Gaétan Barrette propose de « normaliser » certains frais illégaux aux patients, sous prétexte que ces frais seraient acceptés par la population. Il fait ainsi fi de l'énorme recours collectif, piloté par le cabinet dont je fais partie, qui a été déposé contre lui en raison de la facturation illégale de frais aux patients en clinique médicale.

Il fait aussi abstraction d'un idéal qui date du début de notre système universel d'assurance maladie : la gratuité des soins. Il avalise enfin un système public à deux vitesses qui se dessinait tranquillement avec l'approbation implicite des autorités censées protéger la population : le ministère de la Santé, la Régie de l'assurance maladie du Québec et le Collège des médecins.

La notion de gratuité qui sous-tend notre régime public de santé n'est pas anodine. Elle est la seule à pouvoir garantir que les patients soient traités également, à maladie égale. Au Québec, nous connaissons les effets dévastateurs sur l'égalité devant l'accès aux soins publics dans le domaine de la radiologie. Des tests diagnostiques essentiels coûtent des centaines de dollars et plus aux patients, ce qui représente en réalité une façon pour ceux qui peuvent payer de ne pas avoir à attendre sur la liste du même médecin, à l'hôpital.

Or, à mesure que la pratique hors hôpital devient plus intéressante pour le médecin que la pratique à l'hôpital, les listes d'attente s'allongent. C'est en outre ce qui explique qu'au Québec nous ayons plus de radiologistes, plus d'appareils d'IRM et de scans, et plus de technologues qu'ailleurs au pays, mais aussi les listes d'attente publiques les plus longues. Pendant que la radiologiste voit ses patients dans sa clinique pour des actes non assurés, elle n'est pas à l'hôpital. Le ministre Barrette propose maintenant d'étendre ce modèle à l'ophtalmologie, la gastroentérologie, et, à vrai dire, à tout domaine où les médecins et cliniques estiment eux-mêmes qu'ils sont sous-rémunérés.

Les cliniques médicales et la Fédération des médecins spécialistes du Québec (FMSQ) prétendent que les frais accessoires illégaux que facturent leurs membres puisent leur source dans le sous-financement des services médicaux hors hôpital. Si c'est le cas, il incombe à la FMSQ d'allouer les montants nécessaires. En attendant cet heureux jour, il est inacceptable qu'on autorise la facturation directe aux patients pour bonifier la rémunération des médecins. Cette pratique constituerait une double facturation, interdite au Québec depuis le début du régime en 1970.

Les médecins qui pratiquent en clinique se voient déjà octroyer des « frais de cabinet » pour compenser les frais d'exploitation de la clinique.

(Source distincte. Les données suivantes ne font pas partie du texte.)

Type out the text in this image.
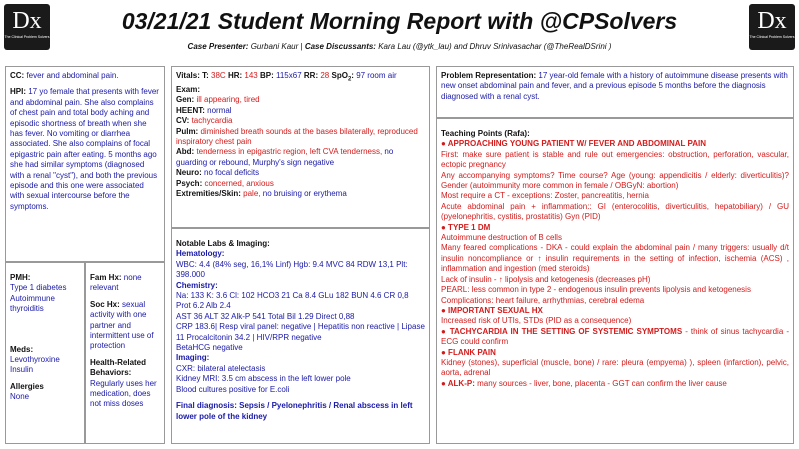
Dx
The Clinical Problem Solvers
Dx
The Clinical Problem Solvers
03/21/21 Student Morning Report with @CPSolvers
Case Presenter: Gurbani Kaur | Case Discussants: Kara Lau (@ytk_lau) and Dhruv Srinivasachar (@TheRealDSrini )
CC: fever and abdominal pain.
HPI: 17 yo female that presents with fever and abdominal pain. She also complains of chest pain and total body aching and episodic shortness of breath when she has fever. No vomiting or diarrhea associated. She also complains of focal epigastric pain after eating. 5 months ago she had similar symptoms (diagnosed with a renal "cyst"), and both the previous episode and this one were associated with sexual intercourse before the symptoms.
PMH:
Type 1 diabetes
Autoimmune thyroiditis
Meds:
Levothyroxine
Insulin
Allergies
None
Fam Hx: none relevant
Soc Hx: sexual activity with one partner and intermittent use of protection
Health-Related Behaviors:
Regularly uses her medication, does not miss doses
Vitals: T: 38C HR: 143 BP: 115x67 RR: 28 SpO$_2$: 97 room air
Exam:
Gen: ill appearing, tired
HEENT: normal
CV: tachycardia
Pulm: diminished breath sounds at the bases bilaterally, reproduced inspiratory chest pain
Abd: tenderness in epigastric region, left CVA tenderness, no guarding or rebound, Murphy's sign negative
Neuro: no focal deficits
Psych: concerned, anxious
Extremities/Skin: pale, no bruising or erythema
Notable Labs & Imaging:
Hematology:
WBC: 4.4 (84% seg, 16,1% Linf) Hgb: 9.4 MVC 84 RDW 13,1 Plt: 398.000
Chemistry:
Na: 133 K: 3.6 Cl: 102 HCO3 21 Ca 8.4 GLu 182 BUN 4.6 CR 0,8 Prot 6.2 Alb 2.4
AST 36 ALT 32 Alk-P 541 Total Bil 1.29 Direct 0,88
CRP 183.6| Resp viral panel: negative | Hepatitis non reactive | Lipase 11 Procalcitonin 34.2 | HIV/RPR negative
BetaHCG negative
Imaging:
CXR: bilateral atelectasis
Kidney MRI: 3.5 cm abscess in the left lower pole
Blood cultures positive for E.coli
Final diagnosis: Sepsis / Pyelonephritis / Renal abscess in left lower pole of the kidney
Problem Representation: 17 year-old female with a history of autoimmune disease presents with new onset abdominal pain and fever, and a previous episode 5 months before the diagnosis diagnosed with a renal cyst.
Teaching Points (Rafa):
● APPROACHING YOUNG PATIENT W/ FEVER AND ABDOMINAL PAIN
First: make sure patient is stable and rule out emergencies: obstruction, perforation, vascular, ectopic pregnancy
Any accompanying symptoms? Time course? Age (young: appendicitis / elderly: diverticulitis)? Gender (autoimmunity more common in female / OBGyN: abortion)
Most require a CT - exceptions: Zoster, pancreatitis, hernia
Acute abdominal pain + inflammation:: GI (enterocolitis, diverticulitis, hepatobiliary) / GU (pyelonephritis, cystitis, prostatitis) Gyn (PID)
● TYPE 1 DM
Autoimmune destruction of B cells
Many feared complications - DKA - could explain the abdominal pain / many triggers: usually d/t insulin noncompliance or ↑ insulin requirements in the setting of infection, ischemia (ACS) , inflammation and ingestion (med steroids)
Lack of insulin - ↑ lipolysis and ketogenesis (decreases pH)
PEARL: less common in type 2 - endogenous insulin prevents lipolysis and ketogenesis
Complications: heart failure, arrhythmias, cerebral edema
● IMPORTANT SEXUAL HX
Increased risk of UTIs, STDs (PID as a consequence)
● TACHYCARDIA IN THE SETTING OF SYSTEMIC SYMPTOMS - think of sinus tachycardia - ECG could confirm
● FLANK PAIN
Kidney (stones), superficial (muscle, bone) / rare: pleura (empyema) ), spleen (infarction), pelvic, aorta, adrenal
● ALK-P: many sources - liver, bone, placenta - GGT can confirm the liver cause
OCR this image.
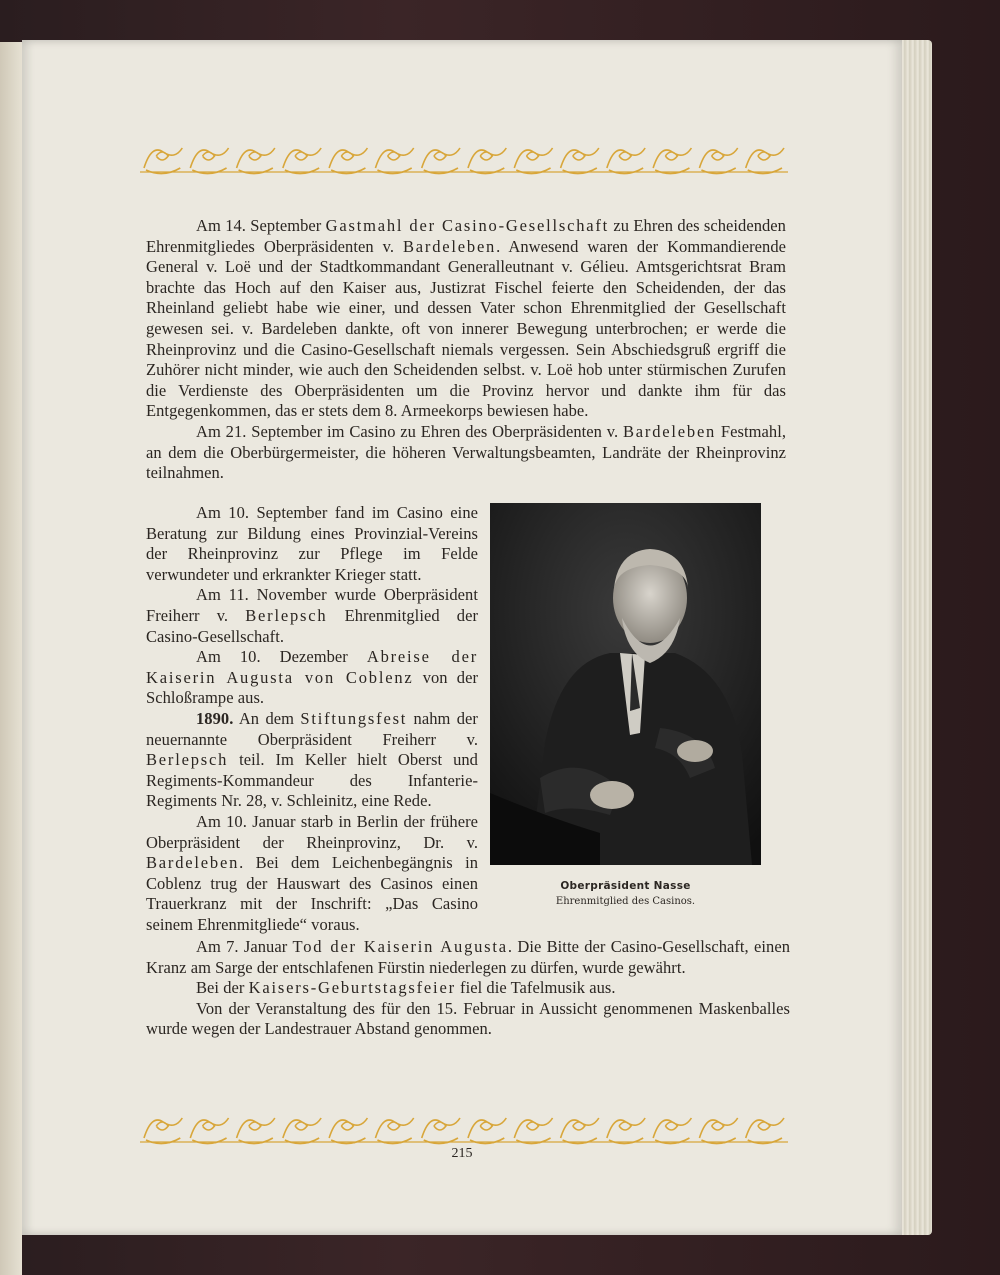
Am 14. September Gastmahl der Casino-Gesellschaft zu Ehren des scheidenden Ehrenmitgliedes Oberpräsidenten v. Bardeleben. Anwesend waren der Kommandierende General v. Loë und der Stadtkommandant Generalleutnant v. Gélieu. Amtsgerichtsrat Bram brachte das Hoch auf den Kaiser aus, Justizrat Fischel feierte den Scheidenden, der das Rheinland geliebt habe wie einer, und dessen Vater schon Ehrenmitglied der Gesellschaft gewesen sei. v. Bardeleben dankte, oft von innerer Bewegung unterbrochen; er werde die Rheinprovinz und die Casino-Gesellschaft niemals vergessen. Sein Abschiedsgruß ergriff die Zuhörer nicht minder, wie auch den Scheidenden selbst. v. Loë hob unter stürmischen Zurufen die Verdienste des Oberpräsidenten um die Provinz hervor und dankte ihm für das Entgegenkommen, das er stets dem 8. Armeekorps bewiesen habe.

Am 21. September im Casino zu Ehren des Oberpräsidenten v. Bardeleben Festmahl, an dem die Oberbürgermeister, die höheren Verwaltungsbeamten, Landräte der Rheinprovinz teilnahmen.

Am 10. September fand im Casino eine Beratung zur Bildung eines Provinzial-Vereins der Rheinprovinz zur Pflege im Felde verwundeter und erkrankter Krieger statt.

Am 11. November wurde Oberpräsident Freiherr v. Berlepsch Ehrenmitglied der Casino-Gesellschaft.

Am 10. Dezember Abreise der Kaiserin Augusta von Coblenz von der Schloßrampe aus.

1890. An dem Stiftungsfest nahm der neuernannte Oberpräsident Freiherr v. Berlepsch teil. Im Keller hielt Oberst und Regiments-Kommandeur des Infanterie-Regiments Nr. 28, v. Schleinitz, eine Rede.

Am 10. Januar starb in Berlin der frühere Oberpräsident der Rheinprovinz, Dr. v. Bardeleben. Bei dem Leichenbegängnis in Coblenz trug der Hauswart des Casinos einen Trauerkranz mit der Inschrift: „Das Casino seinem Ehrenmitgliede“ voraus.

Oberpräsident Nasse
Ehrenmitglied des Casinos.

Am 7. Januar Tod der Kaiserin Augusta. Die Bitte der Casino-Gesellschaft, einen Kranz am Sarge der entschlafenen Fürstin niederlegen zu dürfen, wurde gewährt.

Bei der Kaisers-Geburtstagsfeier fiel die Tafelmusik aus.

Von der Veranstaltung des für den 15. Februar in Aussicht genommenen Maskenballes wurde wegen der Landestrauer Abstand genommen.

215
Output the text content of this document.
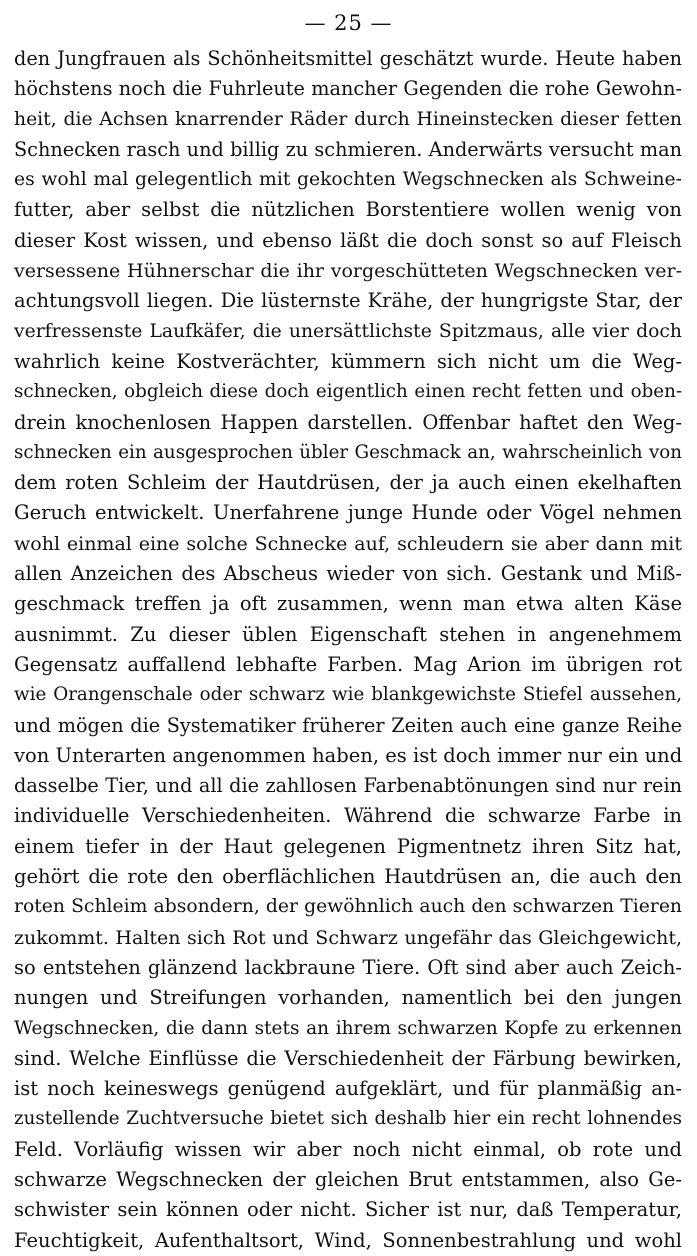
— 25 —
den Jungfrauen als Schönheitsmittel geschätzt wurde. Heute haben
höchstens noch die Fuhrleute mancher Gegenden die rohe Gewohn-
heit, die Achsen knarrender Räder durch Hineinstecken dieser fetten
Schnecken rasch und billig zu schmieren. Anderwärts versucht man
es wohl mal gelegentlich mit gekochten Wegschnecken als Schweine-
futter, aber selbst die nützlichen Borstentiere wollen wenig von
dieser Kost wissen, und ebenso läßt die doch sonst so auf Fleisch
versessene Hühnerschar die ihr vorgeschütteten Wegschnecken ver-
achtungsvoll liegen. Die lüsternste Krähe, der hungrigste Star, der
verfressenste Laufkäfer, die unersättlichste Spitzmaus, alle vier doch
wahrlich keine Kostverächter, kümmern sich nicht um die Weg-
schnecken, obgleich diese doch eigentlich einen recht fetten und oben-
drein knochenlosen Happen darstellen. Offenbar haftet den Weg-
schnecken ein ausgesprochen übler Geschmack an, wahrscheinlich von
dem roten Schleim der Hautdrüsen, der ja auch einen ekelhaften
Geruch entwickelt. Unerfahrene junge Hunde oder Vögel nehmen
wohl einmal eine solche Schnecke auf, schleudern sie aber dann mit
allen Anzeichen des Abscheus wieder von sich. Gestank und Miß-
geschmack treffen ja oft zusammen, wenn man etwa alten Käse
ausnimmt. Zu dieser üblen Eigenschaft stehen in angenehmem
Gegensatz auffallend lebhafte Farben. Mag Arion im übrigen rot
wie Orangenschale oder schwarz wie blankgewichste Stiefel aussehen,
und mögen die Systematiker früherer Zeiten auch eine ganze Reihe
von Unterarten angenommen haben, es ist doch immer nur ein und
dasselbe Tier, und all die zahllosen Farbenabtönungen sind nur rein
individuelle Verschiedenheiten. Während die schwarze Farbe in
einem tiefer in der Haut gelegenen Pigmentnetz ihren Sitz hat,
gehört die rote den oberflächlichen Hautdrüsen an, die auch den
roten Schleim absondern, der gewöhnlich auch den schwarzen Tieren
zukommt. Halten sich Rot und Schwarz ungefähr das Gleichgewicht,
so entstehen glänzend lackbraune Tiere. Oft sind aber auch Zeich-
nungen und Streifungen vorhanden, namentlich bei den jungen
Wegschnecken, die dann stets an ihrem schwarzen Kopfe zu erkennen
sind. Welche Einflüsse die Verschiedenheit der Färbung bewirken,
ist noch keineswegs genügend aufgeklärt, und für planmäßig an-
zustellende Zuchtversuche bietet sich deshalb hier ein recht lohnendes
Feld. Vorläufig wissen wir aber noch nicht einmal, ob rote und
schwarze Wegschnecken der gleichen Brut entstammen, also Ge-
schwister sein können oder nicht. Sicher ist nur, daß Temperatur,
Feuchtigkeit, Aufenthaltsort, Wind, Sonnenbestrahlung und wohl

Par exemple, les ophtalmologistes ont reçu, dans leur rémunération moyenne de plus de 500 000 $ pour l'année 2011-2012, 72 000 $ en frais de cabinet, et cela avant même les augmentations récentes et en prenant en compte le fait que plusieurs ophtalmologistes pratiquent seulement à l'hôpital. Ainsi, s'il est vrai que certains actes ne bénéficient pas d'une majoration, c'est à la FMSQ de renégocier et non aux patients de payer. D'ailleurs, on n'entend pas les médecins se plaindre des actes dont le prix est surévalué...

La FMSQ gère elle-même l'enveloppe des médecins spécialistes. Elle pourrait donc facilement attribuer une partie des augmentations importantes qu'elle a récemment obtenues pour compenser les frais d'exploitation des cliniques en dehors de l'hôpital, si le véritable but de l'opération est l'accessibilité à ces services. Cependant, il pourrait aussi s'agir d'une stratégie de négociation pour obtenir encore plus d'argent public. Des gouttes ophtalmiques de prix dérisoire facturées à 40 $ par patient à raison de dizaines de patients par jour équivalent à des centaines de milliers de dollars par année par médecin, ce qui dépasse largement les frais d'exploitation des cliniques, même avec son équipement parfois dispendieux.

L'interdiction expresse de facturer des montants accessoires existe depuis la fin des années 1970. L'exception pour la « compensation » du coût des médicaments, c'est-à-dire pour leur remboursement, ne peut servir de porte arrière pour ce qu'on ne peut pas faire par la porte en avant.